Positional arguments:

  • in_dir: directory containing input assemblies, will be searched recursively. The input assemblies must be in FASTA format and the script will find them in the input directory based on extension. Any of the following are acceptable: .fasta, .fasta.gz, .fna, .fna.gz, .fa and .fa.gz.
  • out_dir: directory where dereplicated assemblies (i.e. the representative assembly for each cluster) will be copied. If this directory doesn't exist, it will be created. Copied assemblies will have the same filename they had in the input directory.

Settings:

  • --threshold is the Mash distance below which two assemblies will cluster together and is the most important parameter.

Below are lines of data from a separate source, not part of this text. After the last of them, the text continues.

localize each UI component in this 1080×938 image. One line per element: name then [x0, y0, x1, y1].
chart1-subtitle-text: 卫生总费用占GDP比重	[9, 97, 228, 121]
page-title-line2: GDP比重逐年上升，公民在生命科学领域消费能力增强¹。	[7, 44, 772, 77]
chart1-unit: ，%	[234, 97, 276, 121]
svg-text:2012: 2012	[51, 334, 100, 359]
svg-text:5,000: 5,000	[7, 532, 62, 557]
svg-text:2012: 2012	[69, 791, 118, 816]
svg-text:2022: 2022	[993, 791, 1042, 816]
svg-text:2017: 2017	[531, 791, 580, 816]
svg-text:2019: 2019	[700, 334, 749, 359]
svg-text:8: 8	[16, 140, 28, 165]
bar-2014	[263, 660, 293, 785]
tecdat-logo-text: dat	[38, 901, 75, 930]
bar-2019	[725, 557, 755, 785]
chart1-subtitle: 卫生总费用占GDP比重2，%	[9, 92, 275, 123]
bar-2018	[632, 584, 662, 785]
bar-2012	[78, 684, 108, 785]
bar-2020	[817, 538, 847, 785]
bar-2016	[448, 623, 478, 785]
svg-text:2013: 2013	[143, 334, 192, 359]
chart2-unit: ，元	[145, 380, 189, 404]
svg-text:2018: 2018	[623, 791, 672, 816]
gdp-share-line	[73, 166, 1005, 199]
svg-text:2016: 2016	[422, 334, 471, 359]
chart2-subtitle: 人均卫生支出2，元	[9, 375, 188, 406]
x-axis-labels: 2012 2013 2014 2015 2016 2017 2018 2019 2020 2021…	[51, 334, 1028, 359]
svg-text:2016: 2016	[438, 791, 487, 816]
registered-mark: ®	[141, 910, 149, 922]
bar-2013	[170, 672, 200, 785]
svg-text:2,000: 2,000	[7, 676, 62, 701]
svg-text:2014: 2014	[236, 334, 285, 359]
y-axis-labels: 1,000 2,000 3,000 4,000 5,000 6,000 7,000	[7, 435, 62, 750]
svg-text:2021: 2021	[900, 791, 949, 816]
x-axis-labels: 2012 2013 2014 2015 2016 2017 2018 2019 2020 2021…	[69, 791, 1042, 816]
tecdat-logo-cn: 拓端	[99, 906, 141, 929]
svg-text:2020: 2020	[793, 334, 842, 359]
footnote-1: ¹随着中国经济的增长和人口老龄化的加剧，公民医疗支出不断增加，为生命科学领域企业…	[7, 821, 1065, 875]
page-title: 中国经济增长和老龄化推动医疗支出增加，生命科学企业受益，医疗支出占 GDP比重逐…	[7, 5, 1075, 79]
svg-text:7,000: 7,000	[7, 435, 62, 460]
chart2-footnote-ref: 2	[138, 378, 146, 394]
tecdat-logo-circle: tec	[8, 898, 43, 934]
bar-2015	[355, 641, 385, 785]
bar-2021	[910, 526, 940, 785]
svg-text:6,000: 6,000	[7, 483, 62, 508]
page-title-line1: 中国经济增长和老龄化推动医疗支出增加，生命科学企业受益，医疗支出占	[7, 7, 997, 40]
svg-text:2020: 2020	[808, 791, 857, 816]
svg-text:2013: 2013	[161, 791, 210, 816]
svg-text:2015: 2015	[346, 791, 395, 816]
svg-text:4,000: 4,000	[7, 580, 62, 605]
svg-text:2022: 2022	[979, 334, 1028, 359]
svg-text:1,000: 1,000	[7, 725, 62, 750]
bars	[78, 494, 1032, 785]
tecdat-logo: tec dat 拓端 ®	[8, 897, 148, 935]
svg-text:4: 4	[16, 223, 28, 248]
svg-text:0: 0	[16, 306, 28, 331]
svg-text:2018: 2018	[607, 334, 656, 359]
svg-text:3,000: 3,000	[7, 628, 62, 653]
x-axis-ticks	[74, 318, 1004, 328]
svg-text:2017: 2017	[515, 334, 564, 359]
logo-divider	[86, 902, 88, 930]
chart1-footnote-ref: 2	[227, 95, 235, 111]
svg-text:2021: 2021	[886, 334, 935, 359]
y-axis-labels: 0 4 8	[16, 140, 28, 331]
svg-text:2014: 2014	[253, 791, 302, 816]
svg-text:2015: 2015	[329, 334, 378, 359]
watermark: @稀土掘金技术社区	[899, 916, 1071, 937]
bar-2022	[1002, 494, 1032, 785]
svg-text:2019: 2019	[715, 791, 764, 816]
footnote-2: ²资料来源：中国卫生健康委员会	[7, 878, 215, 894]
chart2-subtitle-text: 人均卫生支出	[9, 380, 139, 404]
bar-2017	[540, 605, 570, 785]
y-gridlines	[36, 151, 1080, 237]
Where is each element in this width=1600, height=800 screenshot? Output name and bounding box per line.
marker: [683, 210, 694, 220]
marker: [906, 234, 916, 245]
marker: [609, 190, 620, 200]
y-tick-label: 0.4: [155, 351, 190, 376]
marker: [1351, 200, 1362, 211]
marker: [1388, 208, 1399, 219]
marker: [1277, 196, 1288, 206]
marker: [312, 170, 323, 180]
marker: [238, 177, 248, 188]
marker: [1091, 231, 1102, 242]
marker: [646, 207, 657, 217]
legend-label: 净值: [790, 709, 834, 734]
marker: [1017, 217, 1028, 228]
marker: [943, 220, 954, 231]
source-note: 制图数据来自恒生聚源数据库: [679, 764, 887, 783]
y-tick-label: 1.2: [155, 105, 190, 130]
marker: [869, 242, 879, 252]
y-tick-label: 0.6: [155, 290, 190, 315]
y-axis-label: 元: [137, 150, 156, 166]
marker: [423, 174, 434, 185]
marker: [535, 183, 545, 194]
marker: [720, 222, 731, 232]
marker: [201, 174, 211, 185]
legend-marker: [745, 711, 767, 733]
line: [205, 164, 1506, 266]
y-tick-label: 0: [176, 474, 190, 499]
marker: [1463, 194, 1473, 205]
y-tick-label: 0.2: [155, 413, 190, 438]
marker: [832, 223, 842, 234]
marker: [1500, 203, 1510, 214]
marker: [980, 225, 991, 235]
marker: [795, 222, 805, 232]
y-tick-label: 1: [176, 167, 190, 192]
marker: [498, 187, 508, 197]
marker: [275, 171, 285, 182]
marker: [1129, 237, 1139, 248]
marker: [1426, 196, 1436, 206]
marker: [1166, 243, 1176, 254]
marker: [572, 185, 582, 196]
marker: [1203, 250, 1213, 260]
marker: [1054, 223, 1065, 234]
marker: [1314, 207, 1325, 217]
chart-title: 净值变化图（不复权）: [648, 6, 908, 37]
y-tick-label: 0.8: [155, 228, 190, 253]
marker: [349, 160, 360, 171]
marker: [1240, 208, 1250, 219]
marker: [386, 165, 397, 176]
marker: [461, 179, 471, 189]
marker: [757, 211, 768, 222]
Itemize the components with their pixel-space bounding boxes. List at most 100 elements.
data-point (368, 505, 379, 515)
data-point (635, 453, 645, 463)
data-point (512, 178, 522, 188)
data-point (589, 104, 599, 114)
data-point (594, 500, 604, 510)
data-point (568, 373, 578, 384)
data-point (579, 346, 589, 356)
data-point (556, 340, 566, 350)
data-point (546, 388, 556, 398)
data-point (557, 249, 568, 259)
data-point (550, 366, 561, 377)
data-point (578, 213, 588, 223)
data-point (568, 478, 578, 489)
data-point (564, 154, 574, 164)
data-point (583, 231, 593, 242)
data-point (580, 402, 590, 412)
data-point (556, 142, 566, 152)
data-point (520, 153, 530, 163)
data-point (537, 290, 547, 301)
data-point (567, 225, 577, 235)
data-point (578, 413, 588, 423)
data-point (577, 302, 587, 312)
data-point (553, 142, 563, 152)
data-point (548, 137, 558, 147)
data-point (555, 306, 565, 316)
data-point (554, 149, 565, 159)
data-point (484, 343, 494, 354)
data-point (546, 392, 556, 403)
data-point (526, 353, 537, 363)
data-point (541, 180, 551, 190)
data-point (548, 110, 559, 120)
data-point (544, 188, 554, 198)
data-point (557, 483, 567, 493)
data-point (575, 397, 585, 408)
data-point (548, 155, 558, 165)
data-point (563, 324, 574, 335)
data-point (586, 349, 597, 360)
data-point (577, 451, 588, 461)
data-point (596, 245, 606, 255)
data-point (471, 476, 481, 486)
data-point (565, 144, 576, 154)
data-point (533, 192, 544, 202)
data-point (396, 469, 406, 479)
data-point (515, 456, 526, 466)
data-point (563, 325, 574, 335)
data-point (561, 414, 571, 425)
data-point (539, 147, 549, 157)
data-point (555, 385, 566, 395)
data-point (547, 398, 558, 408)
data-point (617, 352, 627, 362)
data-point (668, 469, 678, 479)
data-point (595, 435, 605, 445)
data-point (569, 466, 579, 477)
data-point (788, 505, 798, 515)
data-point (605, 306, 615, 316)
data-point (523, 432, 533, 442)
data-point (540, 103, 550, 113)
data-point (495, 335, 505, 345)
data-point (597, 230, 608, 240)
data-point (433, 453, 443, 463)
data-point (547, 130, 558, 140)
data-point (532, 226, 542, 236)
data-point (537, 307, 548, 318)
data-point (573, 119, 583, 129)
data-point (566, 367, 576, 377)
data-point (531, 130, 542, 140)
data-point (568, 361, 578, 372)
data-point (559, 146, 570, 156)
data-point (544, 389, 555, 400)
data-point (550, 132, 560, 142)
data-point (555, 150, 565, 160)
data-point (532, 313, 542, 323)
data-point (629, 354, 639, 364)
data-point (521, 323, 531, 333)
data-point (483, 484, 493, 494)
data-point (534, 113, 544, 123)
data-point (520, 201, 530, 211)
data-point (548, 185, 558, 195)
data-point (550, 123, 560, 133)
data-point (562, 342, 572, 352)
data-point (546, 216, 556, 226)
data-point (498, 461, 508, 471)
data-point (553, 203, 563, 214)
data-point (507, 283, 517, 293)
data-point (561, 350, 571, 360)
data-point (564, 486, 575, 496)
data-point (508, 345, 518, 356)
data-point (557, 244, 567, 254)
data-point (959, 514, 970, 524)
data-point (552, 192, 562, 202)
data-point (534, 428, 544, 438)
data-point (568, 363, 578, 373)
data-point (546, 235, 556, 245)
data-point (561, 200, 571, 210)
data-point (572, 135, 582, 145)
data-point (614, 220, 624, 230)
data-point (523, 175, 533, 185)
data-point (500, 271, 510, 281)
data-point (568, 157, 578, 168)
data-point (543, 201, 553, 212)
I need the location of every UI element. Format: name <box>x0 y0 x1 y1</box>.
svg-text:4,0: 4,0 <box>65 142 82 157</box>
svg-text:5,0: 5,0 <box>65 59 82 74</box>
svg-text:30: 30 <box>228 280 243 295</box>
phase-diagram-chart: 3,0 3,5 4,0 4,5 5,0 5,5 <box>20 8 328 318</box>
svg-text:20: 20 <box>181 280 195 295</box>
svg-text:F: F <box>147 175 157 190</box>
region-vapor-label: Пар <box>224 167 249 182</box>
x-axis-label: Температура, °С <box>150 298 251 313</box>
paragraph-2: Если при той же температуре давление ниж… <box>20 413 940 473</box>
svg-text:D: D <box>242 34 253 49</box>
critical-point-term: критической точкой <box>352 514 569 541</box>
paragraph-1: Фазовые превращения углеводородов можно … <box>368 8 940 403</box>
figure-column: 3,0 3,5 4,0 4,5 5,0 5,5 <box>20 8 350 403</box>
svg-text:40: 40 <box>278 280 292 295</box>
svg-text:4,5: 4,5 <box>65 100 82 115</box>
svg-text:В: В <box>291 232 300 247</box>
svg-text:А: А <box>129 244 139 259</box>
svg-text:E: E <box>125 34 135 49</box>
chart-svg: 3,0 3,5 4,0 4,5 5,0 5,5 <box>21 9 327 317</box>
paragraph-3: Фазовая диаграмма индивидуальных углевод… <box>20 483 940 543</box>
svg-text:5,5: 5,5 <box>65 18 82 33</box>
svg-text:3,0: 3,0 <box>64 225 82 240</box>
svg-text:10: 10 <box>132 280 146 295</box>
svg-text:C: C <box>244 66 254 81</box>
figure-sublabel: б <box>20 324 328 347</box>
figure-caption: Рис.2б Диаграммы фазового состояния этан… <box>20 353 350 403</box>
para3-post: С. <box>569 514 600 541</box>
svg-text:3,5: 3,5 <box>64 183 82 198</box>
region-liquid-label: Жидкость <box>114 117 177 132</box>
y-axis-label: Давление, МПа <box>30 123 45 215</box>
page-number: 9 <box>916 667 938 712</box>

Mash distance roughly corresponds to one minus average nucleotide identity, so a threshold of 0.005 (the default) means that assemblies closer than ~99.5% identity will cluster together. Setting it to a small value (e.g. 0.001) will result in more dereplicated assemblies – i.e. only very close relatives will cluster. Setting it to a large value (e.g. 0.02) will result in fewer dereplicated assemblies, perhaps just one per species.
  • --sketch_size controls the Mash sketch size. A smaller value (e.g. 1000) will make the process faster but slightly less accurate.
  • --batch_size controls how many assemblies will be clustered at once (see Batches). You probably don't need to adjust this, but it might be worth playing with if you are trying to minimise RAM usage. If you have plenty of RAM and just want to cluster in a single iteration, set this to a very high number (more than your number of assemblies).
  • --threads controls how many threads Mash uses for its sketching and distances. Mash scales well in parallel, so use lots of threads if you have them!